O diretor Jung Byung-gil é quem assina o roteiro, ao lado de Jung Byeong-sik, seu parceiro também em A Vilã, e este é um texto surpreendentemente inteligente, até por saber muito bem o quanto precisa ser inteligente (spoiler: não muito). Carter mantém uma postura subversiva do início ao fim, fazendo da presença intervencionista americana a grande vilã da primeira metade do filme, e mais adiante trocando-a pela ganância daqueles que tentam ganhar poder diante de uma situação de crise humanitária. O script não confronta a questão ética de como retratar o regime ditatorial norte-coreano, porque não precisa fazer isso: a sua briga é com quem lucra a partir da desgraça, independente da nacionalidade.

Parece uma linha delicada de se andar, mas a verdade é que Carter não precisa se esforçar muito para tomar uma posição firme nos raros momentos em que há uma pausa na ação. A qualidade da sua dramaturgia é até sólida, mas o filme não vê ponto em fingir que estamos aqui por sua retórica política ou profundidade emocional - saber que estamos assistindo a uma boa sessão de porradaria que não se prejudica moralmente é mais do que o bastante. Essa abordagem só incomoda mesmo nos momentos finais do longa, quando os roteiristas acham apropriado aplicar um golpe final de ironia cósmica aos personagens, expondo um cinismo despropositado que faz Carter uma confecção mais amarga do que parecia ser.
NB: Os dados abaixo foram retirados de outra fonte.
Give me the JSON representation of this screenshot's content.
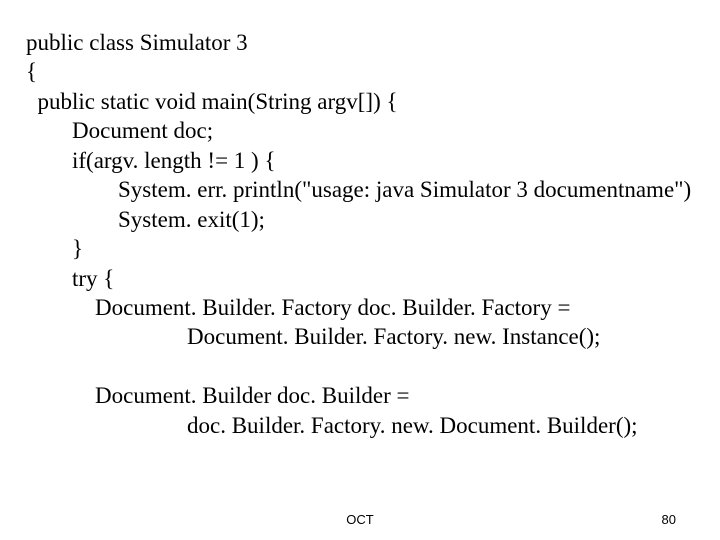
{
  "code": {
    "l1": "public class Simulator 3",
    "l2": "{",
    "l3": "  public static void main(String argv[]) {",
    "l4": "        Document doc;",
    "l5": "        if(argv. length != 1 ) {",
    "l6": "                System. err. println(\"usage: java Simulator 3 documentname\")",
    "l7": "                System. exit(1);",
    "l8": "        }",
    "l9": "        try {",
    "l10": "            Document. Builder. Factory doc. Builder. Factory =",
    "l11": "                            Document. Builder. Factory. new. Instance();",
    "l12": "",
    "l13": "            Document. Builder doc. Builder =",
    "l14": "                            doc. Builder. Factory. new. Document. Builder();"
  },
  "footer": {
    "center": "OCT",
    "page": "80"
  }
}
É difícil tirar esse gostinho incômodo da boca assim que os créditos sobem, mas o que o filme apresenta pelas mais de 2h anteriores é inegável: uma entrega incondicional aos prazeres do cinema de ação, à visceralidade dele como arte visual, às possibilidades infinitas dos corpos humanos em movimento na tela, e às ideias ainda mais infindáveis que os efeitos digitais são capazes de transformar em realidade. Envolvente em sua artificialidade, na falta de vergonha de ser o que é, Carter é uma experiência cinematográfica intensa e admirável, mesmo com suas deficiências - e talvez até, de certa forma, por causa delas.